Date: 2010-10-02 04:03 am (UTC)
From: [identity profile] springmaker.livejournal.com
Experience is a great teacher they do say and I guess that when you become an adventurer life changes, you either learn quick or you die young. I think the general effect being sought may be that of a film where a character learns and evolves quickly for dramatic effect, although it may all get a bit silly if you play the same character for ten years. For a really stupid system try Traveller where life is so exciting you can actually die during character creation.

Date: 2010-10-02 03:55 pm (UTC)
From: [identity profile] the-shoveller.livejournal.com
I've defended Traveller's life path system before and I'll do it again. The death at character generation exists as a game balance mechanic - it's only a consideration in the career paths with the highest returns (e.g. military, scout). The threat of death exists because otherwise no one would follow any other path (because the rewards of scout are just *better*). If there's the possibility that you might have to start again from scratch, there's an incentive to choose something less rewarding but safer.

Date: 2010-10-02 03:57 pm (UTC)
From: [identity profile] the-shoveller.livejournal.com
One argument is that you earn xp for situations where you're under stress. One can live a quiet life earning very little xp, or a risky one with lots. PCs are the sort of people who do the latter. Doesn't work for non-xp systems like Eos though.

Date: 2010-10-02 04:23 pm (UTC)
From: [identity profile] mr-s-face.livejournal.com
With respect, that's silly argument - at least when it comes to practical things. I know I personally have been in situations of high stress and come through them having learned fuck all in terms of practical skills. High stress might conceivably teach you how to relax under stress (better comp or resolve, maybe), but it isn't going to teach you how to do complicated sword moves or how to do better needlework.

Date: 2010-10-02 04:45 pm (UTC)
From: [identity profile] the-shoveller.livejournal.com
That's an argument that "experience" and "training" have no intrinsic connection. Yet we place a great deal on emphasis on "life experience" as a criterion of how competent someone is (q.v. "veteran").
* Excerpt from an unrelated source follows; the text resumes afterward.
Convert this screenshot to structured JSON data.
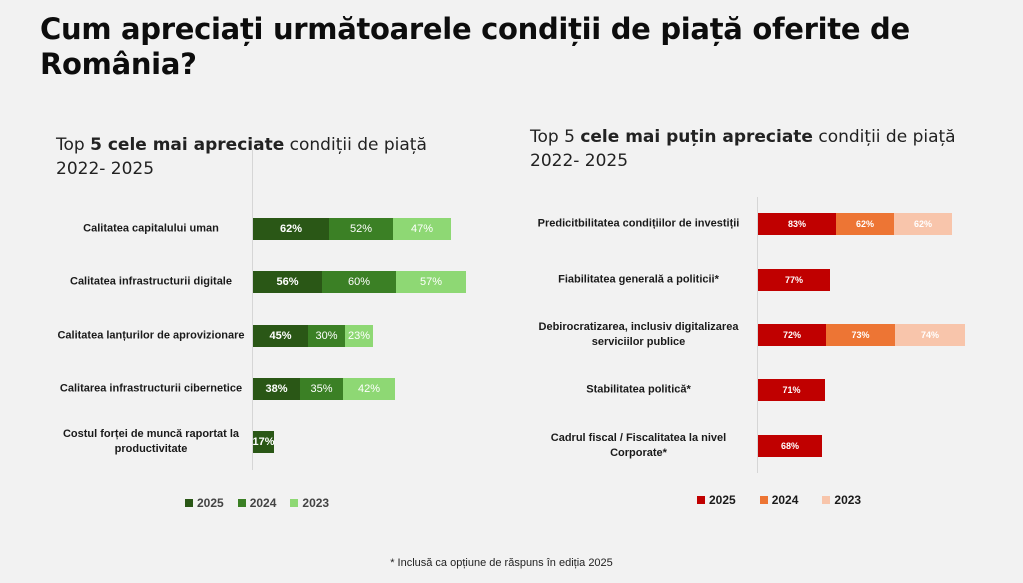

Date: 2010-10-02 07:20 pm (UTC)
From: [identity profile] mr-s-face.livejournal.com
I would suggest that experience and training are often both useful in different ways. Training teaches you how to do things. Experience teaches you the little snags that come up, and checks that you can adapt to them when they arise. Both are useful, but if you have to just pick one, I'd pick training, because experience isn't as good a teacher of technique.
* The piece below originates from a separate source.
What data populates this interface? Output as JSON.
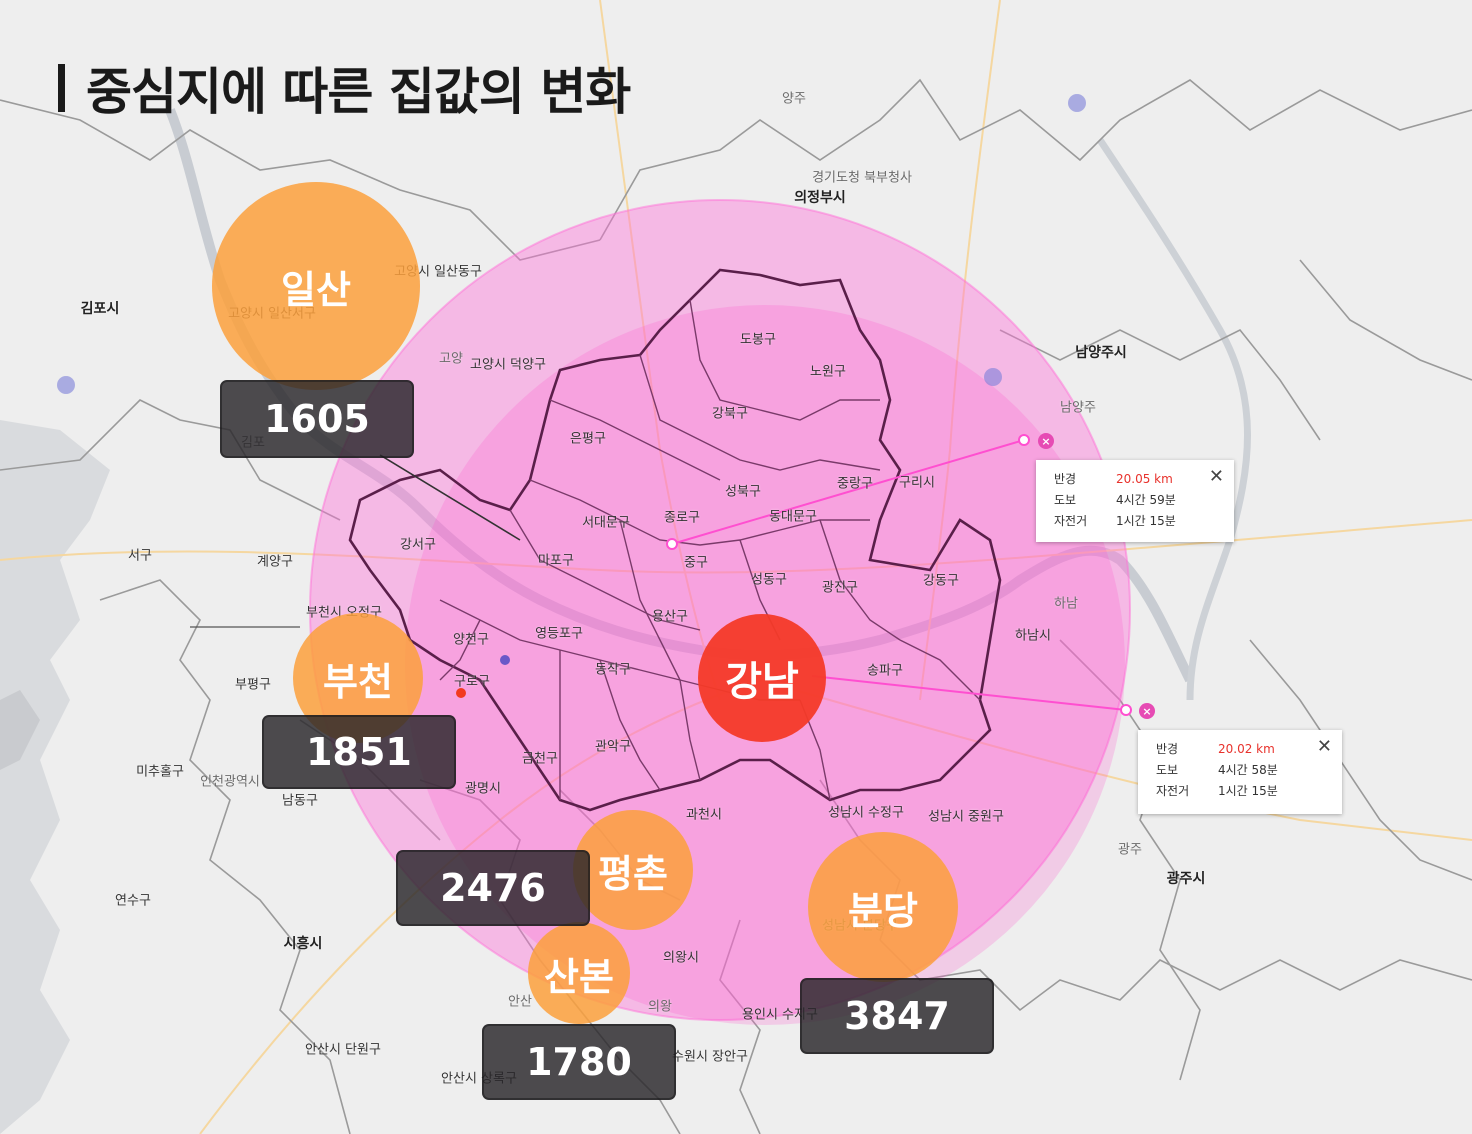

Your example "veteran", is someone who was trained first, and then gained experience. We don't take refugees of war-torn areas (experience without training) and call them soldiers.

Date: 2010-10-04 07:57 pm (UTC)
From: [identity profile] the-shoveller.livejournal.com
Then perhaps you'd prefer separate experience and training mechanics. I know there are games that follow that route, but I couldn't name them off the top of my head.

Date: 2010-10-04 11:21 pm (UTC)
From: [identity profile] mr-s-face.livejournal.com
Actually, I probably would. But it'd be pretty complicated.

Date: 2010-10-05 09:59 am (UTC)
From: [identity profile] rat-lord.livejournal.com
Corporation does something like this. You can spend downtime training skills/some stats untill you hit a certain level then you have to spend xp on them. The xp you gain from training doesn't have to immediately increase your skill it gets invested untill you have enough to increase it.
you can also just spend xp to increase stuff as well. As a system it seems to work quite well.